State advocates outlined several measures, including examining all pre- and post-adjudication release processes and mechanisms and to begin employing these as quickly as possible; removing youth who have COVID-19 symptoms or chronic illnesses, such as asthma, diabetes or other serious illnesses; and eliminating any form of detention or incarceration for youth unless a determination is made that a youth is a substantial safety risk to others.
“We believe that it’s important to do away with large youth prisons and reduce the population of confined young people. That’s extraordinarily true now and we’re in crisis mode,” said Marc Schindler, Executive Director of Justice Policy Institute, in an emailed statement. “We’re calling for the release of youth from these facilities, as well as calling to limit as much as possible contact with the justice system for young people and their families.”
Liz Ryan, CEO of the Youth First Initiative, stressed the dire nature of this health crisis and the importance of shielding our young people as much as possible. “As the country continues to address the pandemic, we cannot leave behind our nearly 43,000 young people in custody,” she said as part of NKP’s statement. “Youth prisons and detention facilities are harmful to youth under normal circumstances and are simply not equipped to protect young people should an outbreak occur.”
Nola.com reported on March 27 that three juveniles held in a Louisiana detention facility tested positive for COVID-19, which signals a future filled with more outbreaks in youth facilities across the country if action isn’t taken immediately.
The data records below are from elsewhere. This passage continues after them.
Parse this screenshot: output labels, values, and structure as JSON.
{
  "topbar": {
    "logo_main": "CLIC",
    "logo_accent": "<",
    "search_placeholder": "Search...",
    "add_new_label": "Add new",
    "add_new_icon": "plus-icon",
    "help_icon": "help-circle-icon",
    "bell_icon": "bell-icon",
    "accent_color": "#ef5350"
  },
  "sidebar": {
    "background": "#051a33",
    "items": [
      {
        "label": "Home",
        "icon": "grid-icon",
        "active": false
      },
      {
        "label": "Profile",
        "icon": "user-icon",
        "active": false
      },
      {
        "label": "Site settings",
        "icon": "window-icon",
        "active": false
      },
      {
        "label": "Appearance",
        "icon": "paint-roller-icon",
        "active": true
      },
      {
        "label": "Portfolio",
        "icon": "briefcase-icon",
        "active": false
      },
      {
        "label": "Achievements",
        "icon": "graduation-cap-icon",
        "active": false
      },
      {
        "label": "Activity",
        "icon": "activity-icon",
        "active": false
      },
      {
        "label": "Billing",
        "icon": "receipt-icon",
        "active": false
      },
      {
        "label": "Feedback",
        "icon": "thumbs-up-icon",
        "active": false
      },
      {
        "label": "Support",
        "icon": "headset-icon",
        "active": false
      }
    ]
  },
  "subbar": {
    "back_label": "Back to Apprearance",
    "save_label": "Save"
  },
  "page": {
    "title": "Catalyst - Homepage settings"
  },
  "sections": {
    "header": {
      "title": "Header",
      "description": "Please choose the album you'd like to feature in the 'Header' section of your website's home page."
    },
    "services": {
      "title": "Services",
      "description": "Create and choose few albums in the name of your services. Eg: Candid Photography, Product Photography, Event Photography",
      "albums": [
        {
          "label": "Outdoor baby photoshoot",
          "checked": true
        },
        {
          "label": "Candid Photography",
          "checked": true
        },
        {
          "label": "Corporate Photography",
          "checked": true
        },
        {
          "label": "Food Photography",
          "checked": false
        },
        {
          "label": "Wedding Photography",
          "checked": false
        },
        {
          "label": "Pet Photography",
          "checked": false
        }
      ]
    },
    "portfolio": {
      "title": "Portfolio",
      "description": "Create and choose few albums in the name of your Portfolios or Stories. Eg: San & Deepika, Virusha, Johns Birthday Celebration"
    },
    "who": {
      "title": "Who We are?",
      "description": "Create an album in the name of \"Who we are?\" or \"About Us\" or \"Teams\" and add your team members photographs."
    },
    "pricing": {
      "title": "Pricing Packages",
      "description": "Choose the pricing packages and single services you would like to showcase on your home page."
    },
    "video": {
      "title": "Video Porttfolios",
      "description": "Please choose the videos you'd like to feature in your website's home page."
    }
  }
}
NKP said in an emailed statement that youth facilities are not prepared to handle the medical needs of young people during an outbreak. “Putting youth in these conditions creates serious risk for spread in the community as well,” the statement reads.
“In the last two weeks, we have seen a number of myths come crashing down. One myth is that kids can’t get sick,” said Dr. Homer Venters, a physician and epidemiologist, said in NKP’s statement. “We have seen that this is not the case. We know that this population is made up of youth that have disproportionately higher health problems that put them at higher risk. We cannot proceed on the basis of this misconception. They can and they will get sick if we don’t do anything.”
NKP organizers say state advocates won’t rest until state and local officials do the right thing. “Kids will not be safer in these places,” said Vincent Schiraldi, Co-Director of Columbia University Justice Lab, in an emailed statement. “These facilities are built to do the exact opposite of social distancing. A storm is coming. And we don’t want to wait until the storm is here to act. We need to act now.”